Jesse Zuo

 Jesse Zuo is a New York-based Chinese oil painter and illustrator. Through figurative images, she expresses her take on femininity, physicality, emotions, and precious moments in life. She practices detail-focused traditional realism and explores contemporary expression in chromatic colors.

Ellery Thompson

 My paintings’ shifting readability generates a fluidity between absence and presence, reflecting the flickering state of being created from living with a chronic disease. Working with motifs of miniatures and toys, I am interested in scale, motion, and repetition. What does it mean to make the miniature giant, to make the giant miniature, or to allow the miniature to remain?

Taekyung Suh

 I use painting as a way to reconstruct my internal experiences and explore unrecognizable emotions through personal allegories. My works reflect my own desires as a drifter in life, as well as societal pressures and responsibilities demanded of a painter. While I start painting with daily sketches and writings, I deviate from the initial plan by incorporating unexpected elements throughout my painting process. This approach allows me to create dramatic and absurd worlds within my paintings.

Jingqi Wang Steinhiser

 Characters and symbols make sense within their context, but when that context is removed absurdity steps in and alienation is portrayed. In my work, I investigate the animal body as a traditional and contemporary symbol, and question how we represent them in culture, translation, and as commodities. These animal allegories provide context to my own feelings of displacement; through visual signifiers of culture, they seek to explore how the idea of what is “traditional” can differ from person to person.

Skyler Simpson

 My work explores gendered tension in the domestic sphere. These paintings depict the home as a fraught refuge, evoking suspense and unease through horror film tropes. Combining naturalistic techniques with surreal elements, I examine household rituals that are rooted in my Midwestern upbringing.

Dana Schein

 My paintings play with a tension between hiding and communicating. The images depict characters breaking pianos, grieving over violins, committing acts of betrayal, and experiencing bouts of ecstasy and terror. Pulling from my own history as a musician, I am interested in conveying psychological states through narrative and destabilized compositions. Each painting portrays solitary figures struggling against the edges of the canvas and the instrument at hand, sometimes resisting and other times merging.

Gabriel Arturo Rojas

 Drawing from various languages of abstraction—from Western modernist painting, to Andean textile design—I explore how the manipulation of painting, textiles, and traditional techniques can create tensions that reveal ideas about ancestral inheritance and transference, familial upbringing, and psychological contradiction. Through investigating these legacies of making, I invent studio rituals using formal painting moves and quotidian references to arrive at a place of intimacy.

Miranda Pikul

I gravitate toward narrative tropes and archetypes; both serve as conceptual frameworks for generating imagery. Layers of paint, ranging from thin to thick, work to inform the figures’ emotions; the materiality of glazes, stains, and opaque passes of paint parallel the emotional layering of people and place. Character development emerges from internal transformations, the identity crisis of the protagonist mirroring the identity crisis of culture itself.

Sabrina Piersol

 Collapsing inner and outer vision onto canvas, Sabrina Piersol investigates the value of the fragment as it relates to Archaic Greek, sapphic poetry through her environmental paintings.
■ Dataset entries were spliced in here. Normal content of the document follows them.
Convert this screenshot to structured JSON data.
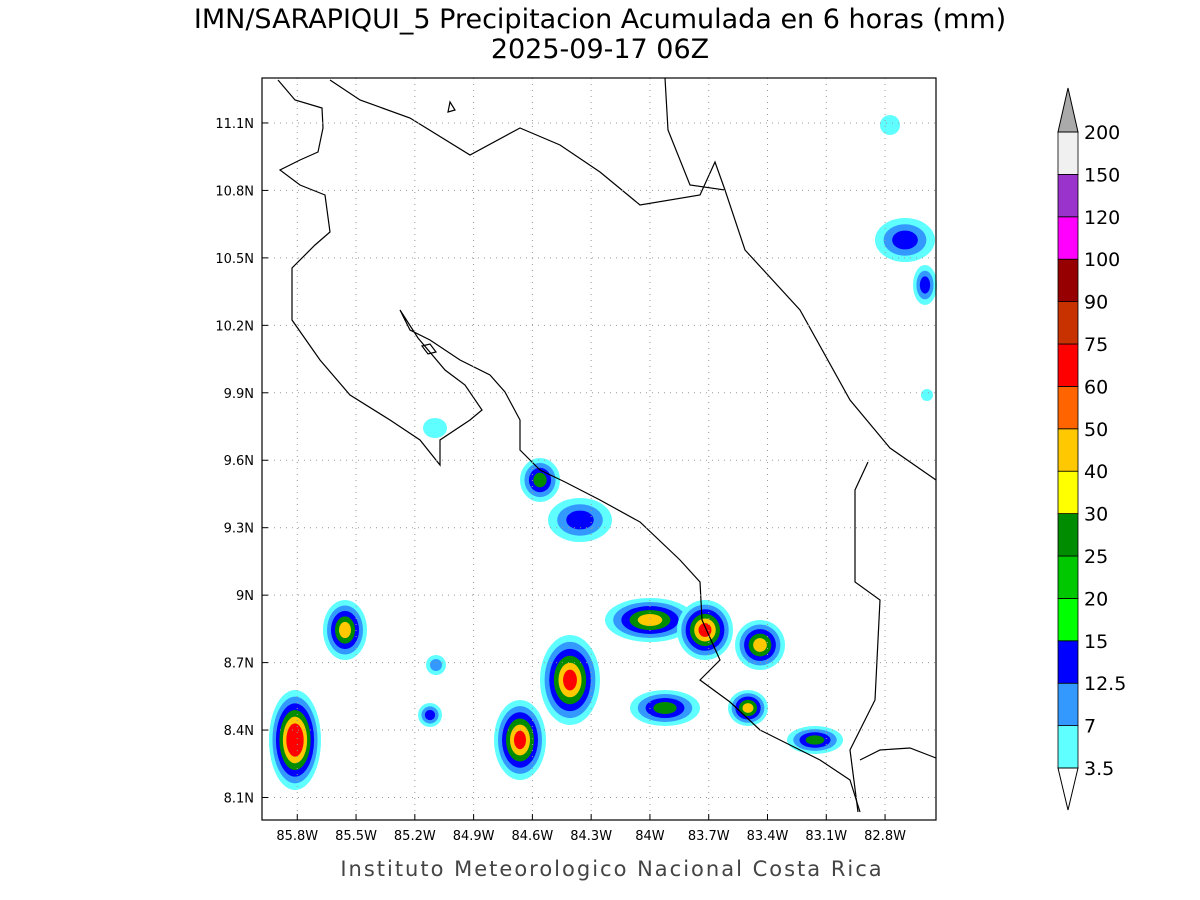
{
  "title": "IMN/SARAPIQUI_5 Precipitacion Acumulada en 6 horas (mm)",
  "subtitle": "2025-09-17 06Z",
  "footer": "Instituto Meteorologico Nacional Costa Rica",
  "map": {
    "xlim": [
      -85.98,
      -82.54
    ],
    "ylim": [
      8.0,
      11.3
    ],
    "xticks": [
      {
        "value": -85.8,
        "label": "85.8W"
      },
      {
        "value": -85.5,
        "label": "85.5W"
      },
      {
        "value": -85.2,
        "label": "85.2W"
      },
      {
        "value": -84.9,
        "label": "84.9W"
      },
      {
        "value": -84.6,
        "label": "84.6W"
      },
      {
        "value": -84.3,
        "label": "84.3W"
      },
      {
        "value": -84.0,
        "label": "84W"
      },
      {
        "value": -83.7,
        "label": "83.7W"
      },
      {
        "value": -83.4,
        "label": "83.4W"
      },
      {
        "value": -83.1,
        "label": "83.1W"
      },
      {
        "value": -82.8,
        "label": "82.8W"
      }
    ],
    "yticks": [
      {
        "value": 8.1,
        "label": "8.1N"
      },
      {
        "value": 8.4,
        "label": "8.4N"
      },
      {
        "value": 8.7,
        "label": "8.7N"
      },
      {
        "value": 9.0,
        "label": "9N"
      },
      {
        "value": 9.3,
        "label": "9.3N"
      },
      {
        "value": 9.6,
        "label": "9.6N"
      },
      {
        "value": 9.9,
        "label": "9.9N"
      },
      {
        "value": 10.2,
        "label": "10.2N"
      },
      {
        "value": 10.5,
        "label": "10.5N"
      },
      {
        "value": 10.8,
        "label": "10.8N"
      },
      {
        "value": 11.1,
        "label": "11.1N"
      }
    ],
    "grid": true
  },
  "colorbar": {
    "levels": [
      3.5,
      7,
      12.5,
      15,
      20,
      25,
      30,
      40,
      50,
      60,
      75,
      90,
      100,
      120,
      150,
      200
    ],
    "colors": [
      "#60ffff",
      "#3399ff",
      "#0000ff",
      "#00ff00",
      "#00c800",
      "#008c00",
      "#ffff00",
      "#ffc800",
      "#ff6400",
      "#ff0000",
      "#c83200",
      "#960000",
      "#ff00ff",
      "#9933cc",
      "#f0f0f0"
    ],
    "under_color": "#ffffff",
    "over_color": "#aaaaaa"
  }
}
These works raise questions around desire, temporality, and speculative extrapolation by negotiating conceptual inquiry and visual logic. Piersol intends for her paintings to be accessible in their abstraction through combining explicit allusions to the natural world with purely abstract forms via a singular, cohesive painting language that prioritizes bold color and melodic composition.

Sangun Park

 Drawing from his own experiences, Sangun Park’s art serves as a means to confront and transcend personal pain. His series “On My Shelf” explores objects on a shelf arranged by the artist’s aesthetic and criteria of value; it reflects his concept of value as intertwined with life’s finite and infinite aspects, mortality, and the embrace of imperfection. Park’s life has limitations, while his collections can fluctuate in value, mirroring the mutable nature of his own name and works as affected by condition, time, and perspective.